The experts stressed that the Taliban’s gender policies are not merely administrative restrictions but constitute a textbook case of crimes against humanity under international conventions. They welcomed recent moves to issue arrest warrants for Taliban leaders and called for the creation of permanent international judicial mechanisms to prosecute the architects of the regime’s brutality. The report outlined a chilling inventory of abuses:
Public executions and mass floggings conducted in town squares to instil fear. Torture and sexual abuse within detention facilities. Enforced disappearances of activists, journalists, and former government officials. Systematic suppression of religious freedom. Widespread internal displacement caused by targeted ethnic persecution. These policies, the experts warned, are dismantling the very fabric of Afghanistani society and holding the country’s future hostage.

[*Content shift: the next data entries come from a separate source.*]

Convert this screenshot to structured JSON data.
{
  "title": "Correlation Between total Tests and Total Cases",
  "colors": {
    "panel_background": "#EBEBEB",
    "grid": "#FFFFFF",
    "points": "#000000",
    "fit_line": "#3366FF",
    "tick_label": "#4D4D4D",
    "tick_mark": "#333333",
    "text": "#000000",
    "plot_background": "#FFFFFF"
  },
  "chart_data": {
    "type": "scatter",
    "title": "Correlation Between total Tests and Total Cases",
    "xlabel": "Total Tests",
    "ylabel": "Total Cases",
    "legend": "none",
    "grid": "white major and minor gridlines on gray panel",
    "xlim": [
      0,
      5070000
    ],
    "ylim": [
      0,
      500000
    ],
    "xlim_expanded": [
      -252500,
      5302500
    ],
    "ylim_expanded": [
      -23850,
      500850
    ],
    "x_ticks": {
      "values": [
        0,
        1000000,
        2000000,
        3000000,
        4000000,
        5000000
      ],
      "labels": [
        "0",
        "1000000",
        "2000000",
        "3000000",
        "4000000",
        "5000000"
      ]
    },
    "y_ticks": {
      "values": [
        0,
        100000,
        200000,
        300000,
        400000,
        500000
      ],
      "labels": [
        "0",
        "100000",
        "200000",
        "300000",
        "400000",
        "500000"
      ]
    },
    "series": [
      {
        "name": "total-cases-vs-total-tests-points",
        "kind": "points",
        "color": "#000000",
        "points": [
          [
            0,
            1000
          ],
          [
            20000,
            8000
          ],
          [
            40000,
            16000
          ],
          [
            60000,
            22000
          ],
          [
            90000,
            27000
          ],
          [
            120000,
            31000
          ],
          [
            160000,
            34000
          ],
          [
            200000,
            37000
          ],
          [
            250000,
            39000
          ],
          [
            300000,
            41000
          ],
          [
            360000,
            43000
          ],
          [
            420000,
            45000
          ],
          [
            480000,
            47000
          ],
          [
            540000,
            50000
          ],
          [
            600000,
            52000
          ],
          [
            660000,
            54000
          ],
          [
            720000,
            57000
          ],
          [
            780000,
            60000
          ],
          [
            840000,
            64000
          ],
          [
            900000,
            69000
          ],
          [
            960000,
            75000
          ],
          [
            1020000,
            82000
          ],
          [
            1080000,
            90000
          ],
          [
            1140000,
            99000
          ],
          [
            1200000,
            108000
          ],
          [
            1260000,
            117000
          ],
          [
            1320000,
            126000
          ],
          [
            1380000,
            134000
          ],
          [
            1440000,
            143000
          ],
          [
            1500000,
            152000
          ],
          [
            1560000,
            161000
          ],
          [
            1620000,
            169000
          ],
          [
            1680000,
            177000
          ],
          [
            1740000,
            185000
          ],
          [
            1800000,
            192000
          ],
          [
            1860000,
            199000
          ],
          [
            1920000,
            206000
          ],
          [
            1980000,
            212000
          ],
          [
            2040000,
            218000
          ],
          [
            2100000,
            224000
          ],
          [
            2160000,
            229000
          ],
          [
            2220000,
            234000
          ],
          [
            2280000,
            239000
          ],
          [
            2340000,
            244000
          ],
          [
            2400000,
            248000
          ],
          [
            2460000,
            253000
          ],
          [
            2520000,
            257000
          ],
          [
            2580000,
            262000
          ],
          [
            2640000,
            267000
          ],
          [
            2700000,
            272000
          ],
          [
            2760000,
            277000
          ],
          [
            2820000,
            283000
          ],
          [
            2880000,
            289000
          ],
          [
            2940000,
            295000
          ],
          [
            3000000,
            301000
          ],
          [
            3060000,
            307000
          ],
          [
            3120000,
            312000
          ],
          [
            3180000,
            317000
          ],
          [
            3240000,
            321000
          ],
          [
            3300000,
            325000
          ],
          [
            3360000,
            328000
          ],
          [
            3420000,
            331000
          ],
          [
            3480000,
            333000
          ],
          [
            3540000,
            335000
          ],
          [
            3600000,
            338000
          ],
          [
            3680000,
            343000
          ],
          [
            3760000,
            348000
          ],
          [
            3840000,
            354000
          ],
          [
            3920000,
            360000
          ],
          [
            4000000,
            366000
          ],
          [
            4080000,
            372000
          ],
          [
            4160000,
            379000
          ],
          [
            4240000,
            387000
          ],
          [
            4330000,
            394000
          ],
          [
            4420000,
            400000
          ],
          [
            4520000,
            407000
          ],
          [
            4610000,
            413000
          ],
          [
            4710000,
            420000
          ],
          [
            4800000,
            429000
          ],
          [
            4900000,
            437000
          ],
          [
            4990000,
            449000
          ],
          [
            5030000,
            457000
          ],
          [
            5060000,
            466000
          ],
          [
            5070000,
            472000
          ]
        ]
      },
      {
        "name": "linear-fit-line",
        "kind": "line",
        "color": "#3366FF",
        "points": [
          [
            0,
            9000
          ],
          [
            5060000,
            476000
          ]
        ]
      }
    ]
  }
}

Rejecting the notion that Taliban rule is an “unavoidable reality,” the UN experts called for the formal criminalisation of gender apartheid, the rapid expansion of funding for Afghanistani civil society, the restoration of international humanitarian aid, and renewed investment in sustainable development. They also sounded the alarm on the worsening plight of Afghanistani refugees and internally displaced persons, stressing that forced mass deportations from Iran and Pakistan are feeding a humanitarian crisis of historic scale. Abandoning these vulnerable populations, they warned, would pave the way for a disaster measured in lives lost and futures stolen.
In closing, the experts underscored that genuine, lasting change must be Afghanistan-led and rooted in national consensus, but every day of international hesitation strengthens the Taliban’s grip and deepens the humanitarian toll. “The cost of delay,” they concluded, “will be paid in the silenced voices of millions, in the dismantled dreams of an entire generation.”